Paradoxically the use of intubation has been associated with increased complications and mortality in cats. Traumatic intubation due to inappropriate anaesthetic depth or large tubes are a likely reason. Increasing the dose of the induction agent and titrating properly until atraumatic intubation is possible is indicated. In cats progressive obstruction of the endotracheal tube often goes unnoticed until almost total respiratory obstruction occurs. Inspection of the tube before intubation (use clear tubes) and careful observation of the respiratory pattern and its changes and the tube itself is indicated. In case of doubt a short disconnection and aspiration from the tube must be done. A cat should never be extubated and left immediately alone to recover. Careful inspection of respiratory pattern and mucous membrane colour will indicate upper respiratory airway obstruction (laryngeal spasm). It has been recently demonstrated that pulse monitoring and monitoring of oxygenation in cats with a pulse oximeter reduces mortality. Similarly upper airway obstruction is likely to occur in brachycephalic breeds. When blood pressure is monitored it is clear that hypotension (mean blood pressure < 60 mmHg) regularly occurs. The measurement obtained by non-invasive methods must always be regarded cautiously and supported by clinical confirmation. Hypotension should be treated first by checking anaesthetic depth and if necessary by reducing its concentration, second by administering fluids (saline, colloids) and in the last place by using inotropic or vasopressor drugs. A physiologically normal lower blood pressure in very young animals must be acknowledged. Bradycardia regularly occurs during anaesthesia not in the last place caused by opioids and alpha2 agonists (premedication).
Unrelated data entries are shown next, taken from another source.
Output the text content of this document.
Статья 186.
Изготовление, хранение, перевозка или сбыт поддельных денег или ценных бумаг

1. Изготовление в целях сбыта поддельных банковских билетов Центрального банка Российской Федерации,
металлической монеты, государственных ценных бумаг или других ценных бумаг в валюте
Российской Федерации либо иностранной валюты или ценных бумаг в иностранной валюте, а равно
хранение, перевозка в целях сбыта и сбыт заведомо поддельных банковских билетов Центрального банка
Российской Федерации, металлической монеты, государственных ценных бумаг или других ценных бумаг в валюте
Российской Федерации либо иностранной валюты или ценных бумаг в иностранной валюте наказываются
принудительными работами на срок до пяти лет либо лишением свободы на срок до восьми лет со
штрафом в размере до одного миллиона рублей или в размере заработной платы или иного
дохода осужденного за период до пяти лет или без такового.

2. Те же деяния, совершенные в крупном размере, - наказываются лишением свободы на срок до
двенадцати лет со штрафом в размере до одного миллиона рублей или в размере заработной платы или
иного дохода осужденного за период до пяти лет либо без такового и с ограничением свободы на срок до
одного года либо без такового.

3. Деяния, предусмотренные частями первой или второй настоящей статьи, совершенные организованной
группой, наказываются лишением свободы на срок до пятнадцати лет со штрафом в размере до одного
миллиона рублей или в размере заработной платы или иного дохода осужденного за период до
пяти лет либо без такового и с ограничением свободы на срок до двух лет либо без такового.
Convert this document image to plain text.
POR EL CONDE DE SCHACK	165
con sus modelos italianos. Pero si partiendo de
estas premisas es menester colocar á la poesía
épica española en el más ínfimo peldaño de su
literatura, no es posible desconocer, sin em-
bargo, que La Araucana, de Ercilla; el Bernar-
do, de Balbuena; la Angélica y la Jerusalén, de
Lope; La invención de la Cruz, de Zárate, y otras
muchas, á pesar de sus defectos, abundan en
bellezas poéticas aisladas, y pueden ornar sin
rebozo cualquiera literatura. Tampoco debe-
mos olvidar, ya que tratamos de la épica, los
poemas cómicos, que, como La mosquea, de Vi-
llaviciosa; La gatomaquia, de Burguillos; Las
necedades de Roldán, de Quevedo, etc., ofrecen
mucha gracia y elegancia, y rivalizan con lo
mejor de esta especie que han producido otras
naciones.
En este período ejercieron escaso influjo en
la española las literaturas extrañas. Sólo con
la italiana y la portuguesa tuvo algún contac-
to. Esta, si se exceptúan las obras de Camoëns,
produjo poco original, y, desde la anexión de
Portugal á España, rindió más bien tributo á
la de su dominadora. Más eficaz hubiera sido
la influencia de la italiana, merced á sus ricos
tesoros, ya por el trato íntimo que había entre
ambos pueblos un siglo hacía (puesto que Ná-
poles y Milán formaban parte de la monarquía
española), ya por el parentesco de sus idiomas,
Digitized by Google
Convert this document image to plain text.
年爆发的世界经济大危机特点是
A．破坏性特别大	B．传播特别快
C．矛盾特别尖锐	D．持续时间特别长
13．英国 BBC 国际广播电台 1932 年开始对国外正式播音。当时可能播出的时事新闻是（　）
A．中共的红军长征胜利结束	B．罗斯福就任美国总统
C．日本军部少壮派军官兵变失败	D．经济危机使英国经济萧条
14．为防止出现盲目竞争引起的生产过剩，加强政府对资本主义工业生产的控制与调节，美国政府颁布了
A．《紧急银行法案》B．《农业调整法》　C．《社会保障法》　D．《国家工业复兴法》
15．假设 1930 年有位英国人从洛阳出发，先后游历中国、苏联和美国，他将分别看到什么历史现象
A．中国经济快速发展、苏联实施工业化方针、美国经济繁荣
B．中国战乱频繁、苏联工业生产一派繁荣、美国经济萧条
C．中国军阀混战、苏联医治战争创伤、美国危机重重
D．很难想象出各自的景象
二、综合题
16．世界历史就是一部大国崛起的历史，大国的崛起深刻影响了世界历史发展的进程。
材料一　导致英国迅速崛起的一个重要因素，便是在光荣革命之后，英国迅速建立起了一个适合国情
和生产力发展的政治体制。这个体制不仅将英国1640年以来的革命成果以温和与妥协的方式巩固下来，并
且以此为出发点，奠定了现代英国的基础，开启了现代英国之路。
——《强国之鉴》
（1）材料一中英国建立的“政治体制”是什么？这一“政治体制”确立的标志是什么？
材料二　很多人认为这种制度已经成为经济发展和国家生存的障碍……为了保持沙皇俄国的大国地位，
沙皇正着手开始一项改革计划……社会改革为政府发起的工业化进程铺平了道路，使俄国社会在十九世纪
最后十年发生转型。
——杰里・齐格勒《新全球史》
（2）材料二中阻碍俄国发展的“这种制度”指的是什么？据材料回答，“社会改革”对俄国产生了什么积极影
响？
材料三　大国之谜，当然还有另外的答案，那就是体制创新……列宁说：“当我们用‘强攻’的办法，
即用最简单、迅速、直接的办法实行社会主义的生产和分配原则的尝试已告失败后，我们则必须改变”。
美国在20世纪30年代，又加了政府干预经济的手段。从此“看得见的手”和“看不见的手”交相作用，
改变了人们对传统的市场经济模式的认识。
The degree of bradycardia that can be tolerated depends on the expected normal rate, acknowledgment of the fact that the patient is immobile, the age (very young tolerate bradycardia less), the degree of noxious stimulation, the possibility of acute vagal reflex. Atropine administration can cause undesired side effects (tachycardia, gastrointestinal) and should not be used unnecessarily. In case of alpha2 agonists severe hypertension will be the result. Clinical observation of good pulse quality, peripheral perfusion (CRT) and colour suggests not treating in the first place. A normal end tidal CO2 (capnography) and blood pressure supports this strategy.
1. Brodbelt, et al. The Veterinary Journal 2009; 182:152
2. Brodbelt, et al. British Journal of Anaesthesia 2007; 99:617
3. Egger C. BSVA Manual of Canine and Feline Anaesthesia and Analgesia, 2007, 2nd ed.